In plain terms, GLD handles the legal groundwork that lets ministers turn policy into law. The plan published on gov.uk says the department will help deliver the Employment Rights Act 2025, the push to build 1.5 million homes, the Renters' Rights Act 2025, the Clean Power 2030 Action Plan and the Railways Bill that will create Great British Railways. That matters well beyond Westminster. Employers across the North will be watching the employment reforms, housebuilders and leaseholders will be looking hard at housing law changes, and rail passengers will want to know whether another major reshuffle finally makes the network easier to run and easier to use.

The legislative list is wide. GLD says it is also supporting the Commonhold and Leasehold Reform Bill, the Cyber Security and Resilience Bill, the Financial Services Bill, the Victims and Courts Bill, the Mental Health Act 2025 and the legal work needed to finish the US/UK Economic Prosperity Deal. For regional businesses, that mix is a reminder that government legal work is not some distant London specialism.

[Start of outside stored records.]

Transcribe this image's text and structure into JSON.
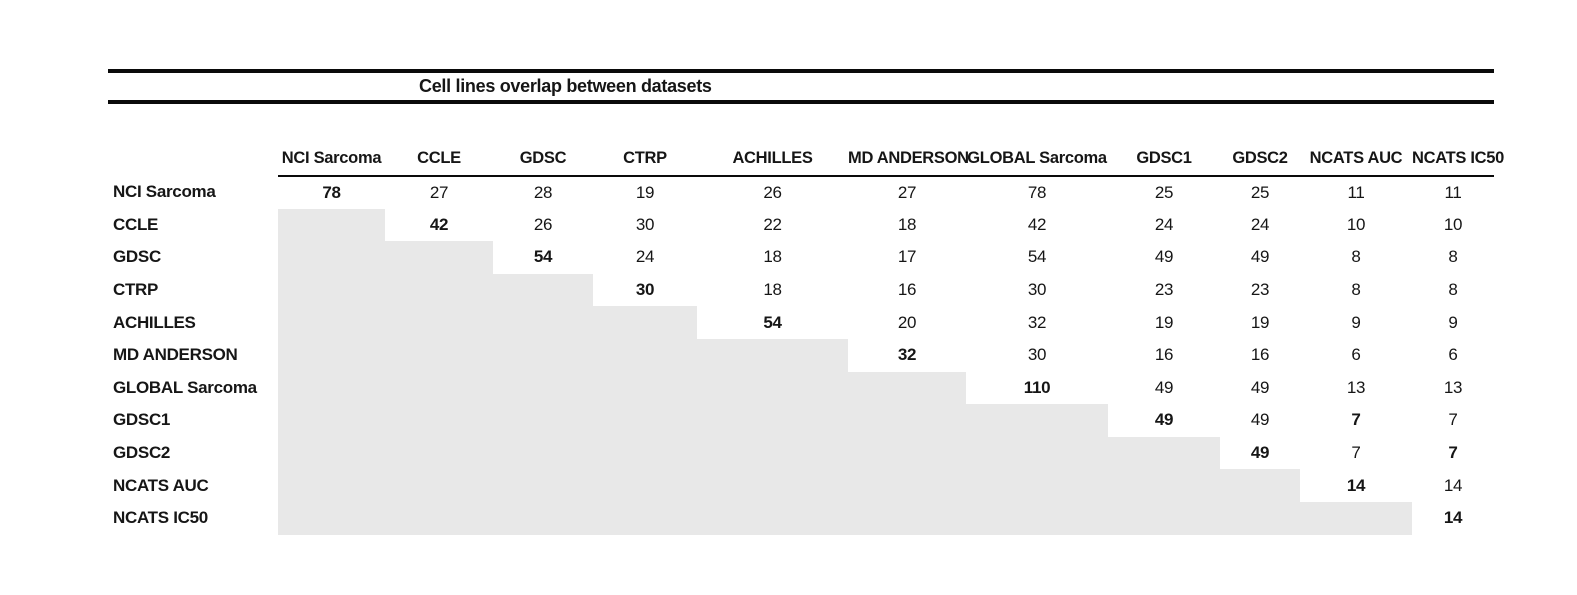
{
  "title": "Cell lines overlap between datasets",
  "table": {
    "columns": [
      "NCI Sarcoma",
      "CCLE",
      "GDSC",
      "CTRP",
      "ACHILLES",
      "MD ANDERSON",
      "GLOBAL Sarcoma",
      "GDSC1",
      "GDSC2",
      "NCATS AUC",
      "NCATS IC50"
    ],
    "rows": [
      {
        "label": "NCI Sarcoma",
        "values": [
          "78",
          "27",
          "28",
          "19",
          "26",
          "27",
          "78",
          "25",
          "25",
          "11",
          "11"
        ],
        "bold_cols": [
          0
        ]
      },
      {
        "label": "CCLE",
        "values": [
          null,
          "42",
          "26",
          "30",
          "22",
          "18",
          "42",
          "24",
          "24",
          "10",
          "10"
        ],
        "bold_cols": [
          1
        ]
      },
      {
        "label": "GDSC",
        "values": [
          null,
          null,
          "54",
          "24",
          "18",
          "17",
          "54",
          "49",
          "49",
          "8",
          "8"
        ],
        "bold_cols": [
          2
        ]
      },
      {
        "label": "CTRP",
        "values": [
          null,
          null,
          null,
          "30",
          "18",
          "16",
          "30",
          "23",
          "23",
          "8",
          "8"
        ],
        "bold_cols": [
          3
        ]
      },
      {
        "label": "ACHILLES",
        "values": [
          null,
          null,
          null,
          null,
          "54",
          "20",
          "32",
          "19",
          "19",
          "9",
          "9"
        ],
        "bold_cols": [
          4
        ]
      },
      {
        "label": "MD ANDERSON",
        "values": [
          null,
          null,
          null,
          null,
          null,
          "32",
          "30",
          "16",
          "16",
          "6",
          "6"
        ],
        "bold_cols": [
          5
        ]
      },
      {
        "label": "GLOBAL Sarcoma",
        "values": [
          null,
          null,
          null,
          null,
          null,
          null,
          "110",
          "49",
          "49",
          "13",
          "13"
        ],
        "bold_cols": [
          6
        ]
      },
      {
        "label": "GDSC1",
        "values": [
          null,
          null,
          null,
          null,
          null,
          null,
          null,
          "49",
          "49",
          "7",
          "7"
        ],
        "bold_cols": [
          7,
          9
        ]
      },
      {
        "label": "GDSC2",
        "values": [
          null,
          null,
          null,
          null,
          null,
          null,
          null,
          null,
          "49",
          "7",
          "7"
        ],
        "bold_cols": [
          8,
          10
        ]
      },
      {
        "label": "NCATS AUC",
        "values": [
          null,
          null,
          null,
          null,
          null,
          null,
          null,
          null,
          null,
          "14",
          "14"
        ],
        "bold_cols": [
          9
        ]
      },
      {
        "label": "NCATS IC50",
        "values": [
          null,
          null,
          null,
          null,
          null,
          null,
          null,
          null,
          null,
          null,
          "14"
        ],
        "bold_cols": [
          10
        ]
      }
    ]
  },
  "chart_data": {
    "type": "table",
    "title": "Cell lines overlap between datasets",
    "categories": [
      "NCI Sarcoma",
      "CCLE",
      "GDSC",
      "CTRP",
      "ACHILLES",
      "MD ANDERSON",
      "GLOBAL Sarcoma",
      "GDSC1",
      "GDSC2",
      "NCATS AUC",
      "NCATS IC50"
    ],
    "matrix_upper_triangle": [
      [
        78,
        27,
        28,
        19,
        26,
        27,
        78,
        25,
        25,
        11,
        11
      ],
      [
        null,
        42,
        26,
        30,
        22,
        18,
        42,
        24,
        24,
        10,
        10
      ],
      [
        null,
        null,
        54,
        24,
        18,
        17,
        54,
        49,
        49,
        8,
        8
      ],
      [
        null,
        null,
        null,
        30,
        18,
        16,
        30,
        23,
        23,
        8,
        8
      ],
      [
        null,
        null,
        null,
        null,
        54,
        20,
        32,
        19,
        19,
        9,
        9
      ],
      [
        null,
        null,
        null,
        null,
        null,
        32,
        30,
        16,
        16,
        6,
        6
      ],
      [
        null,
        null,
        null,
        null,
        null,
        null,
        110,
        49,
        49,
        13,
        13
      ],
      [
        null,
        null,
        null,
        null,
        null,
        null,
        null,
        49,
        49,
        7,
        7
      ],
      [
        null,
        null,
        null,
        null,
        null,
        null,
        null,
        null,
        49,
        7,
        7
      ],
      [
        null,
        null,
        null,
        null,
        null,
        null,
        null,
        null,
        null,
        14,
        14
      ],
      [
        null,
        null,
        null,
        null,
        null,
        null,
        null,
        null,
        null,
        null,
        14
      ]
    ],
    "shaded_color": "#e8e8e8",
    "layout_hint": "lower-left triangle shaded gray; diagonal values bold"
  }
}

It reaches into payroll, property, digital security, investment rules and the public services people use every day.

The strongest regional line in the plan is the commitment on staff locations. GLD says the number of employees based outside London rose by 22 per cent over the past year, with Leeds, Manchester and Bristol all growing, and it now plans to increase the number of senior staff outside the capital in 2026-27. That is the part northern cities will judge most closely. Plenty of departments have talked about shifting posts away from London; what counts is whether decision-making power follows the headcount. GLD says it will publish quarterly data on its geographic spread, which at least gives staff, unions and regional leaders something concrete to measure.

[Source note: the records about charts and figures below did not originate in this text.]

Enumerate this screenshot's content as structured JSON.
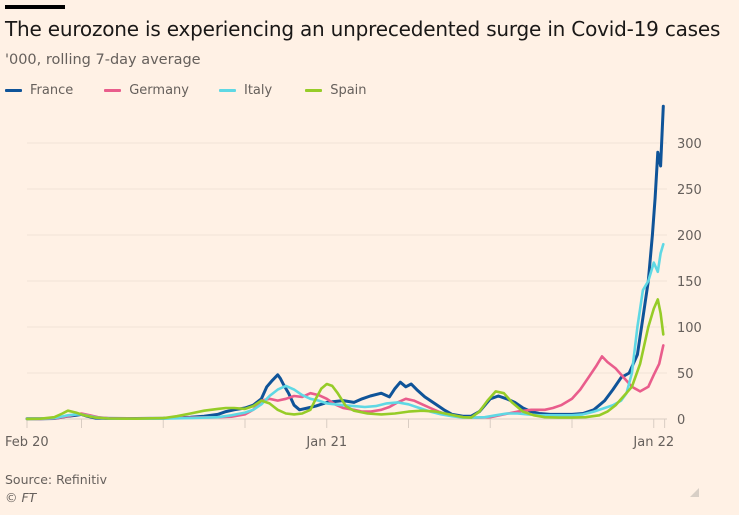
{
  "header": {
    "title": "The eurozone is experiencing an unprecedented surge in Covid-19 cases",
    "subtitle": "'000, rolling 7-day average"
  },
  "footer": {
    "source": "Source: Refinitiv",
    "copyright": "© FT"
  },
  "icons": {
    "resize": "resize-handle-icon"
  },
  "chart_data": {
    "type": "line",
    "title": "The eurozone is experiencing an unprecedented surge in Covid-19 cases",
    "subtitle": "'000, rolling 7-day average",
    "xlabel": "",
    "ylabel": "'000, rolling 7-day average",
    "x_unit": "months since 1 Feb 2020",
    "xlim": [
      0,
      23.4
    ],
    "ylim": [
      0,
      340
    ],
    "y_ticks": [
      0,
      50,
      100,
      150,
      200,
      250,
      300
    ],
    "y_axis_side": "right",
    "grid": true,
    "x_ticks": [
      0,
      2,
      5,
      8,
      11,
      14,
      17,
      20,
      23
    ],
    "x_tick_labels": [
      {
        "at": 0,
        "label": "Feb 20"
      },
      {
        "at": 11,
        "label": "Jan 21"
      },
      {
        "at": 23,
        "label": "Jan 22"
      }
    ],
    "legend_position": "top-left",
    "series": [
      {
        "name": "France",
        "color": "#0f5499",
        "x": [
          0,
          0.5,
          1.0,
          1.5,
          1.8,
          2.0,
          2.2,
          2.5,
          3.0,
          4.0,
          5.0,
          6.0,
          6.5,
          7.0,
          7.3,
          7.6,
          8.0,
          8.3,
          8.6,
          8.8,
          9.0,
          9.2,
          9.3,
          9.4,
          9.6,
          9.8,
          10.0,
          10.3,
          10.6,
          11.0,
          11.3,
          11.6,
          12.0,
          12.3,
          12.6,
          13.0,
          13.3,
          13.5,
          13.7,
          13.9,
          14.1,
          14.3,
          14.6,
          15.0,
          15.3,
          15.6,
          16.0,
          16.3,
          16.6,
          17.0,
          17.3,
          17.6,
          17.9,
          18.2,
          18.5,
          18.8,
          19.2,
          19.6,
          20.0,
          20.4,
          20.8,
          21.2,
          21.5,
          21.8,
          22.1,
          22.4,
          22.6,
          22.8,
          22.95,
          23.05,
          23.15,
          23.25,
          23.35
        ],
        "values": [
          0.2,
          0.3,
          0.5,
          3,
          4,
          5,
          3,
          1,
          0.6,
          0.5,
          0.8,
          2,
          3,
          5,
          8,
          10,
          12,
          15,
          22,
          35,
          42,
          48,
          44,
          38,
          28,
          15,
          10,
          12,
          14,
          18,
          19,
          20,
          18,
          22,
          25,
          28,
          24,
          33,
          40,
          35,
          38,
          32,
          24,
          16,
          10,
          5,
          3,
          3,
          8,
          22,
          25,
          22,
          18,
          12,
          8,
          6,
          5,
          5,
          5,
          6,
          10,
          20,
          32,
          45,
          50,
          70,
          110,
          150,
          200,
          240,
          290,
          275,
          340
        ]
      },
      {
        "name": "Germany",
        "color": "#e95d8c",
        "x": [
          0,
          0.5,
          1.0,
          1.5,
          1.8,
          2.0,
          2.3,
          2.6,
          3.0,
          4.0,
          5.0,
          6.0,
          7.0,
          7.5,
          8.0,
          8.3,
          8.6,
          8.9,
          9.2,
          9.5,
          9.8,
          10.1,
          10.4,
          10.7,
          11.0,
          11.3,
          11.6,
          12.0,
          12.3,
          12.6,
          13.0,
          13.3,
          13.6,
          13.9,
          14.2,
          14.5,
          14.8,
          15.1,
          15.5,
          16.0,
          16.5,
          17.0,
          17.5,
          18.0,
          18.5,
          19.0,
          19.3,
          19.6,
          20.0,
          20.3,
          20.6,
          20.9,
          21.1,
          21.3,
          21.6,
          21.9,
          22.2,
          22.5,
          22.8,
          23.0,
          23.2,
          23.35
        ],
        "values": [
          0.1,
          0.2,
          0.5,
          3,
          5,
          6,
          4,
          2,
          0.8,
          0.5,
          0.8,
          1.5,
          2,
          2.5,
          5,
          10,
          20,
          22,
          20,
          22,
          25,
          24,
          28,
          26,
          22,
          16,
          12,
          10,
          8,
          8,
          10,
          13,
          18,
          22,
          20,
          16,
          12,
          8,
          4,
          2,
          1.5,
          2,
          5,
          8,
          10,
          10,
          12,
          15,
          22,
          32,
          45,
          58,
          68,
          62,
          55,
          45,
          35,
          30,
          35,
          48,
          60,
          80
        ]
      },
      {
        "name": "Italy",
        "color": "#5fd8e4",
        "x": [
          0,
          0.5,
          1.0,
          1.5,
          1.8,
          2.0,
          2.3,
          2.6,
          3.0,
          4.0,
          5.0,
          6.0,
          7.0,
          7.5,
          8.0,
          8.3,
          8.6,
          8.9,
          9.2,
          9.5,
          9.8,
          10.1,
          10.4,
          10.7,
          11.0,
          11.3,
          11.6,
          12.0,
          12.4,
          12.8,
          13.2,
          13.6,
          14.0,
          14.4,
          14.8,
          15.2,
          15.6,
          16.0,
          16.4,
          16.8,
          17.2,
          17.6,
          18.0,
          18.4,
          18.8,
          19.2,
          19.6,
          20.0,
          20.4,
          20.8,
          21.2,
          21.5,
          21.8,
          22.0,
          22.2,
          22.4,
          22.6,
          22.8,
          23.0,
          23.15,
          23.25,
          23.35
        ],
        "values": [
          0.1,
          0.3,
          1,
          4,
          5,
          5,
          3,
          1.5,
          0.5,
          0.3,
          0.4,
          1,
          2,
          4,
          7,
          10,
          16,
          25,
          32,
          36,
          32,
          26,
          22,
          20,
          17,
          16,
          15,
          14,
          13,
          14,
          17,
          18,
          16,
          12,
          8,
          5,
          3,
          1.5,
          1.5,
          2,
          4,
          6,
          6,
          5,
          4,
          4,
          4,
          4,
          5,
          8,
          12,
          15,
          20,
          28,
          50,
          100,
          140,
          150,
          170,
          160,
          180,
          190
        ]
      },
      {
        "name": "Spain",
        "color": "#96cc28",
        "x": [
          0,
          0.5,
          1.0,
          1.3,
          1.5,
          1.8,
          2.1,
          2.5,
          3.0,
          4.0,
          5.0,
          5.5,
          6.0,
          6.5,
          7.0,
          7.3,
          7.6,
          8.0,
          8.3,
          8.6,
          8.9,
          9.2,
          9.5,
          9.8,
          10.1,
          10.4,
          10.6,
          10.8,
          11.0,
          11.2,
          11.4,
          11.7,
          12.0,
          12.5,
          13.0,
          13.5,
          14.0,
          14.5,
          15.0,
          15.5,
          16.0,
          16.3,
          16.6,
          16.9,
          17.2,
          17.5,
          17.8,
          18.2,
          18.6,
          19.0,
          19.5,
          20.0,
          20.5,
          21.0,
          21.3,
          21.6,
          21.9,
          22.2,
          22.5,
          22.8,
          23.0,
          23.15,
          23.25,
          23.35
        ],
        "values": [
          0.1,
          0.3,
          2,
          6,
          9,
          7,
          4,
          1.5,
          0.5,
          0.3,
          1,
          3,
          6,
          9,
          11,
          12,
          12,
          11,
          14,
          20,
          17,
          10,
          6,
          5,
          6,
          10,
          22,
          33,
          38,
          36,
          28,
          14,
          9,
          6,
          5,
          6,
          8,
          9,
          8,
          5,
          2,
          1.5,
          8,
          20,
          30,
          28,
          18,
          8,
          4,
          2,
          1.5,
          1.5,
          2,
          4,
          8,
          15,
          25,
          35,
          60,
          100,
          120,
          130,
          115,
          92
        ]
      }
    ]
  }
}
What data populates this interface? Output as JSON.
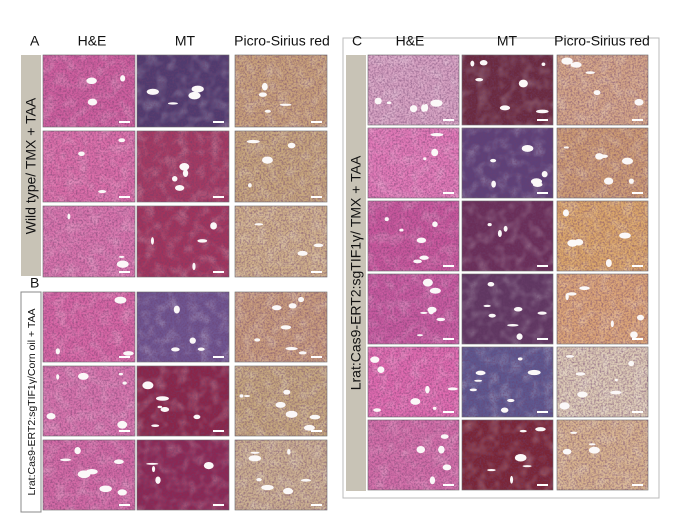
{
  "panels": [
    {
      "label": "A",
      "columns": [
        "H&E",
        "MT",
        "Picro-Sirius red"
      ],
      "row_label": "Wild type/ TMX + TAA"
    },
    {
      "label": "B",
      "row_label": "Lrat:Cas9-ERT2:sgTIF1γ/Corn oil + TAA"
    },
    {
      "label": "C",
      "columns": [
        "H&E",
        "MT",
        "Picro-Sirius red"
      ],
      "row_label": "Lrat:Cas9-ERT2:sgTIF1γ/ TMX + TAA"
    }
  ]
}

There is a practical jobs story here as well. GLD says Bristol will move to a new city-centre office, while the wider department will create new roles so lawyers can spend more time on complex work and less on routine process. It also plans to replace its case management system with a more modern platform. For graduates, apprentices and career changers in places with strong legal and public sector talent pools, including Leeds and Manchester, the department is also promising more early-talent investment and new career pathways into the profession. If that is done properly, it could widen access to work that has too often looked remote from regional applicants.

Published alongside the business plan, GLD's Annual Report and Accounts 2025-26 paints a picture of a department trying to steady itself while taking on a heavy workload. Staff engagement rose to 65 per cent, up six points since 2022 and in line with the Civil Service average, according to the report. GLD remains one of the biggest legal organisations in the country, with five main bases in London, Leeds, Manchester, Bristol and Croydon, plus client sites. Its litigation teams have held the Law Society's Lexcel accreditation since 2006, and 2026-27 is the final year of the department's current 2024-2027 strategy.

There is still plenty of official optimism in the language around this plan, and readers will make their own minds up about how much of it is Whitehall self-promotion. Even so, the regional signal is hard to miss. More senior legal roles outside London, quarterly reporting on where staff sit, and bigger offices in Leeds, Manchester and Bristol all point in the same direction. For the North, that is worth watching. Civil service expansion only matters if it brings solid careers, real authority and lasting professional work to the places ministers say they want to back. On paper, GLD is now making that promise.